I totally support my noble friend in what he is trying to do, which is to get this House to put a marker down that the days of the Barnett formula have gone and that we should look at a needs-based formula rather than the existing one. If my noble friend chooses to divide the House on this matter, I, for once—very rarely for me—would support him.
My Lords, I support the noble Lord, Lord Barnett, in his attempt to abolish the formula in his own name. Most of us would give our eye teeth to have a formula named after us. The noble Lord carries a great burden and I sympathise with him because it is a burden based on a complete misunderstanding, to which the noble Lord, Lord Richard, has just alluded. Although, over the years, Secretaries of State have taken advantage of it in the territorial departments to varying degrees, it is not something that we have done with particular pleasure because we have become increasingly conscious of the anomalies inherent in it, as those anomalies have expanded.
It has distorted the debate with colleagues, created resentment in the country and spilled over into antipathy towards Scotland, which could colour the debate and the future referendum on Scottish independence. Because it is indefensible it really should be got rid of and we need a clear statement from this House that that should happen. I disagree with the noble Lord, Lord Steel of Aikwood, whose formula for keeping it and allowing it to wither on the vine was peppered with “ifs” and “assuming thats”. I think that we need a clear statement on it.
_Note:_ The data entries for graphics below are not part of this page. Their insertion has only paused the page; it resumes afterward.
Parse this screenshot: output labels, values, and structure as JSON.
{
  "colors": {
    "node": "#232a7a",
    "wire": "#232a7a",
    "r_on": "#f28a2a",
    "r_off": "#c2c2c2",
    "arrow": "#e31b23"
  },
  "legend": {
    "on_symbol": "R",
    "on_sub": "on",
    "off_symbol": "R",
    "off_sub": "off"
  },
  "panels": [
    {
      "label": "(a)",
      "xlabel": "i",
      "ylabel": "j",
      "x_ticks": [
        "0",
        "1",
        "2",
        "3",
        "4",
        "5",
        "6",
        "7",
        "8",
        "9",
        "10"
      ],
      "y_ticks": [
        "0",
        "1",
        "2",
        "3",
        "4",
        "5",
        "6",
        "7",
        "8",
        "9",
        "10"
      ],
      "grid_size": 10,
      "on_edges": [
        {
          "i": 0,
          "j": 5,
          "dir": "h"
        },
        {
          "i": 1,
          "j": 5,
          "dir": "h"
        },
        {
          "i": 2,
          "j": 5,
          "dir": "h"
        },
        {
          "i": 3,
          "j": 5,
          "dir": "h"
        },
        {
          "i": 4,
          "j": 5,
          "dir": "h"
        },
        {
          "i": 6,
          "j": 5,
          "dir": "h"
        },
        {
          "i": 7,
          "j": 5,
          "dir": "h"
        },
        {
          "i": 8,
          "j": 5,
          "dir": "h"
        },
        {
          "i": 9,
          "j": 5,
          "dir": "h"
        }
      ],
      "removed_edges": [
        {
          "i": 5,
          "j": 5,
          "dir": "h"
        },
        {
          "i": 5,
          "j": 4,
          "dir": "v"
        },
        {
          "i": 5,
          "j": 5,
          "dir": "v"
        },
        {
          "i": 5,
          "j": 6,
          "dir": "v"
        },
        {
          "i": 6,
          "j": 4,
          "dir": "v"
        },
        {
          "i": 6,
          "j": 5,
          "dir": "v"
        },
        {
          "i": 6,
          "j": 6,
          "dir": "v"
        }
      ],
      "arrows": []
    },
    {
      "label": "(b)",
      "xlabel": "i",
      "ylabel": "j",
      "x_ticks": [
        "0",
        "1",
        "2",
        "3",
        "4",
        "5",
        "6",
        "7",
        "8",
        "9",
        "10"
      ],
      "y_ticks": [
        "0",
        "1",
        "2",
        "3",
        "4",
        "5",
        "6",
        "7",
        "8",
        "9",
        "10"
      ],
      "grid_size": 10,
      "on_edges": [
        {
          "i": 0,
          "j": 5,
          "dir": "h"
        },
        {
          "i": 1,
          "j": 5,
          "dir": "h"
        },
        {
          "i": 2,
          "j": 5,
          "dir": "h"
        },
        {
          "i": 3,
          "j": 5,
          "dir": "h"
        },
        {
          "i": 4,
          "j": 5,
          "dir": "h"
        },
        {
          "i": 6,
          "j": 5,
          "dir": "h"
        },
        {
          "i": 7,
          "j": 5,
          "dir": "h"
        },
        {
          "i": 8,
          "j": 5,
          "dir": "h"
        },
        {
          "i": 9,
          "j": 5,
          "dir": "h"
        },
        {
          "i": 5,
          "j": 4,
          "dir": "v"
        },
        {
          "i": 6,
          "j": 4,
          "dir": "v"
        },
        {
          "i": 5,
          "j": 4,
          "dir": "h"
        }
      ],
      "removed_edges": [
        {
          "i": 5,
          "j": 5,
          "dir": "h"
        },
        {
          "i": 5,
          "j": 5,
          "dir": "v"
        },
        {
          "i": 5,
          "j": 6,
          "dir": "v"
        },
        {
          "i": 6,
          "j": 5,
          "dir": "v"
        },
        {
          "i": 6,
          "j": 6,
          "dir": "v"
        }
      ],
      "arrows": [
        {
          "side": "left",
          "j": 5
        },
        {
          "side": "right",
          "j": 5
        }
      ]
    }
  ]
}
The reason why I think that the noble Lord, Lord Barnett, has been unfairly treated in having the formula named after him is that it—the twist to the arrangements, as he called it—was not a formula at all. It was a change in the way in which the additions were made to the baseline. They used to be expressed as percentages and be applied evenly across the whole United Kingdom. As the Scottish baseline rose, those percentages delivered larger cash sums. So the ingenious scheme which the noble Lord hatched with Mr Bruce Millan, the Secretary of State for Scotland at the time, was that instead of Scotland getting a percentage transfer, it would get a cash transfer. They would get the same cash increase to baselines per year, which would represent a smaller percentage when applied to their own baseline.